Just over five years ago, tired of junk food disasters and watching plagues of morbid obesity wreak havoc and bicycles disappear to give way to electric scooters, the man in his forties decided to launch his own "eco-lution". Despite the prohibition of the activity considered illegal by the city administration, Finley and his association LA Green Ground managed after all to save the project, thanks to a petition that echoed loud and far, and thus they were able to continue the activity, awaken people's consciences and grow vegetables at the ends of sidewalks.

An "eco-lution" with urban nuisance

Crédit : speakerdata.S3
Crédit : speakerdata.S3
Through the ecologic activism, a well-defined purpose is plain to see: to make it possible for everyone and anyone to enjoy self-sufficiency. For Finley, "planting one's own food is like printing one's own money". Nevertheless, the guerilla gardeners are aiming for bigger goals. They believe in the therapeutic effect of gardening: the activity teaches the benefits of a balanced diet and the use of organic products to new generations - those that starting from an early age are victims of the cheapness of junk food.

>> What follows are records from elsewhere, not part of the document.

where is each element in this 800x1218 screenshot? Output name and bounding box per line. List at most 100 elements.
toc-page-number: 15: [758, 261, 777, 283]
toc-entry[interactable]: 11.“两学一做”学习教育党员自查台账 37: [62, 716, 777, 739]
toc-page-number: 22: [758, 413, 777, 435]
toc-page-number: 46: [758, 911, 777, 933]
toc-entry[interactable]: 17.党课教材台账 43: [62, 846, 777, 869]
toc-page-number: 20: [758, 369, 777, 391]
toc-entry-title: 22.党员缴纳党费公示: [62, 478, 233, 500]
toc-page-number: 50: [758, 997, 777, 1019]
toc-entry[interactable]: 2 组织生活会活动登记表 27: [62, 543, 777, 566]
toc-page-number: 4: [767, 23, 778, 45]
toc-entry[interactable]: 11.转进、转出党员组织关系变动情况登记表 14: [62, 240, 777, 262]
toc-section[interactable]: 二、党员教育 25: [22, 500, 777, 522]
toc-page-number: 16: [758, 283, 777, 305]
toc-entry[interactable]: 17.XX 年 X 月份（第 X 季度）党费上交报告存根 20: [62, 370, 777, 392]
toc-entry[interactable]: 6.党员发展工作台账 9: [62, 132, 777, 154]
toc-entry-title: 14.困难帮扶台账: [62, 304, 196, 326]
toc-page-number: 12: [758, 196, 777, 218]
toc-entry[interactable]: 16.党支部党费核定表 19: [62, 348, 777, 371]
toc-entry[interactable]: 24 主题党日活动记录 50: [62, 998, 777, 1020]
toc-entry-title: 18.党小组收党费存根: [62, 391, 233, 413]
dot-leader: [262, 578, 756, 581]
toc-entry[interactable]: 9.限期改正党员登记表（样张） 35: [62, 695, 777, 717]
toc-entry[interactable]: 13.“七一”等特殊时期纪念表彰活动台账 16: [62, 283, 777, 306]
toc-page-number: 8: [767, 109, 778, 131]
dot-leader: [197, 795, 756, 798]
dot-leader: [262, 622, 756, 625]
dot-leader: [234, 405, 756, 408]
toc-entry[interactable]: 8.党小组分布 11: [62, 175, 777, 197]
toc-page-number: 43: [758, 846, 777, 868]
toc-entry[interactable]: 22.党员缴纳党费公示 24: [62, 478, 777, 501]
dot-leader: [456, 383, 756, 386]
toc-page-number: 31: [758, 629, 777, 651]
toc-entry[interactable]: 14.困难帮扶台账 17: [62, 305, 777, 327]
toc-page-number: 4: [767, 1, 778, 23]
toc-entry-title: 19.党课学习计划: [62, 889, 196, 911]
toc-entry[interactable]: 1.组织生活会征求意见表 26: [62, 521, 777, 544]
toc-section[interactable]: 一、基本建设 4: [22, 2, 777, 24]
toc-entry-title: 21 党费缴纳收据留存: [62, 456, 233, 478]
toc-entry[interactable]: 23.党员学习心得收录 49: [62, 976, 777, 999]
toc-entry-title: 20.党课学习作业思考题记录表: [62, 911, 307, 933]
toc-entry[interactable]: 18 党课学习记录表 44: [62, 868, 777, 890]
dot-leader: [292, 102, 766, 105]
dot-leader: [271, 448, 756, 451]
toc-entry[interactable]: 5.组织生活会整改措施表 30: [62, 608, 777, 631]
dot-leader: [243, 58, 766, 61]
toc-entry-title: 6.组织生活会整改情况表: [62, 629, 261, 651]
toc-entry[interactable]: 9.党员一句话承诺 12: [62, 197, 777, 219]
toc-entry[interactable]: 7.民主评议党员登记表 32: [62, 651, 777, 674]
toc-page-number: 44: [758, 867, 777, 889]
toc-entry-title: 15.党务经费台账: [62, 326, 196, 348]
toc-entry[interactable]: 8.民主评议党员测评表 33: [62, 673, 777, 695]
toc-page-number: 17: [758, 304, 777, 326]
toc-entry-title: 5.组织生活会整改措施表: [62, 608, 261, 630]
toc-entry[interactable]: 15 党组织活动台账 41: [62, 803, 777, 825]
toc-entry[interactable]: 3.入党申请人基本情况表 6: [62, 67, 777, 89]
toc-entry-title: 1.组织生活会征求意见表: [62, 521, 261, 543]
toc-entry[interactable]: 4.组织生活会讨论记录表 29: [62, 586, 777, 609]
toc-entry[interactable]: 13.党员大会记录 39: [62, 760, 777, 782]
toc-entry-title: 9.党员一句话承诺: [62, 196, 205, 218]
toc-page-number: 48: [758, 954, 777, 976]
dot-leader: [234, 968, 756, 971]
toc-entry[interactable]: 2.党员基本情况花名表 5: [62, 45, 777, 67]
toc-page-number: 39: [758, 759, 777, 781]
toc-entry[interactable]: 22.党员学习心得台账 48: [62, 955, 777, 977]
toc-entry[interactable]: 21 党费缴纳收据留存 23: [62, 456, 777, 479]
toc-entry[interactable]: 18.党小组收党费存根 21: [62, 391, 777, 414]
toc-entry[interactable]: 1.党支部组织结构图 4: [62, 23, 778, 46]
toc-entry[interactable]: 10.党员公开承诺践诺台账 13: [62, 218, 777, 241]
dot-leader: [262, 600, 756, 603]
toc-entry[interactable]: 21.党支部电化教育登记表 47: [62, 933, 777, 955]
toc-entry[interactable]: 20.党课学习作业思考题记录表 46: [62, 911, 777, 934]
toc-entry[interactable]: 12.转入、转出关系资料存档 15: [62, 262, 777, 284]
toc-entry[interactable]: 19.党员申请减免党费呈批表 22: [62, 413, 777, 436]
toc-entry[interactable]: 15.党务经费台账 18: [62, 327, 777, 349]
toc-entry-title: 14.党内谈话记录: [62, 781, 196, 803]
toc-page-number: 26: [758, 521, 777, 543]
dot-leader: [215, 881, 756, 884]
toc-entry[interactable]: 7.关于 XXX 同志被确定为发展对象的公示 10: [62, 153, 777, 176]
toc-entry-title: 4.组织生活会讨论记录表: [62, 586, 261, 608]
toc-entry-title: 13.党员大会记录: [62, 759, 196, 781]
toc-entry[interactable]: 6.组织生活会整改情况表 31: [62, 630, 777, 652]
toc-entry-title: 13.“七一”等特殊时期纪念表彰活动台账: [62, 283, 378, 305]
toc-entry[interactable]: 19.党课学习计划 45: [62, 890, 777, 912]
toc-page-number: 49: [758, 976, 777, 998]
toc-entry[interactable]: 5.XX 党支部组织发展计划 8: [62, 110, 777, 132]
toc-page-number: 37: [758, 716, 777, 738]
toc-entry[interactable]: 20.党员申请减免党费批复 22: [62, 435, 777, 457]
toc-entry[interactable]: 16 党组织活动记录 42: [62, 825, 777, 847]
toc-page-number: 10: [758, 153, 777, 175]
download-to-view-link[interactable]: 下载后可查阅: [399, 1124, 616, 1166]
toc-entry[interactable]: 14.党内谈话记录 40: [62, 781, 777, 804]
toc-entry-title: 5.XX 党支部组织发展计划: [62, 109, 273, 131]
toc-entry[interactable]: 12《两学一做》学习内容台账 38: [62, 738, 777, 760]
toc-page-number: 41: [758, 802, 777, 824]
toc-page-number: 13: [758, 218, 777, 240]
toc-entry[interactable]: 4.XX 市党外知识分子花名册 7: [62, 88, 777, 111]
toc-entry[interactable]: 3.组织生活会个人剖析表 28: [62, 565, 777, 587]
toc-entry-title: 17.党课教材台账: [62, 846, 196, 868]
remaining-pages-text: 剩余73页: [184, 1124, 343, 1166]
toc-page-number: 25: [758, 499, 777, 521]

The community gardening initiates a feeling of a district community among them, a sense of interaction between neighbors and home gardeners for a good cause in the spaces that Finley calls "food deserts". This is mentioned in his publication as a part of a TedTalk: "I'm not afraid people will steal my vegetables, that is exactly why they are out in the streets!"

The networks of guerilla gardening are helping to bring up the question of a lack of space in urban areas, and especially the lack of green spaces. Overpopulation and impoverishment in peripheral areas of big cities is a growing problem, more or less critical according to certain metropolises, and the rake guerillas are trying to resolve it in their own way.

The guerilla gardening has taken off during these last ten years because it is sadly contemporary: it lives with the times, the times in which it is sometimes cheaper to eat at McDonalds than buy five fruits and vegetables per day. This could be why guerilla gardeners can be found on every continent of the world. Today, the garden criminals form an international army, from London to Sao Paulo, from Toronto to Istanbul, and try to make the dietary habits of everyday life a little more sane and colourful.

For some, these savage crops are a direct translation of the society that does not obey the rules of living together anymore. Others say they have become indispensable. More than a road leading to gratuity - Ron Finley himself says that "gratuity is non-sustainable" - the guerilla gardening is "using the dirt as a canvas in order to express one's art".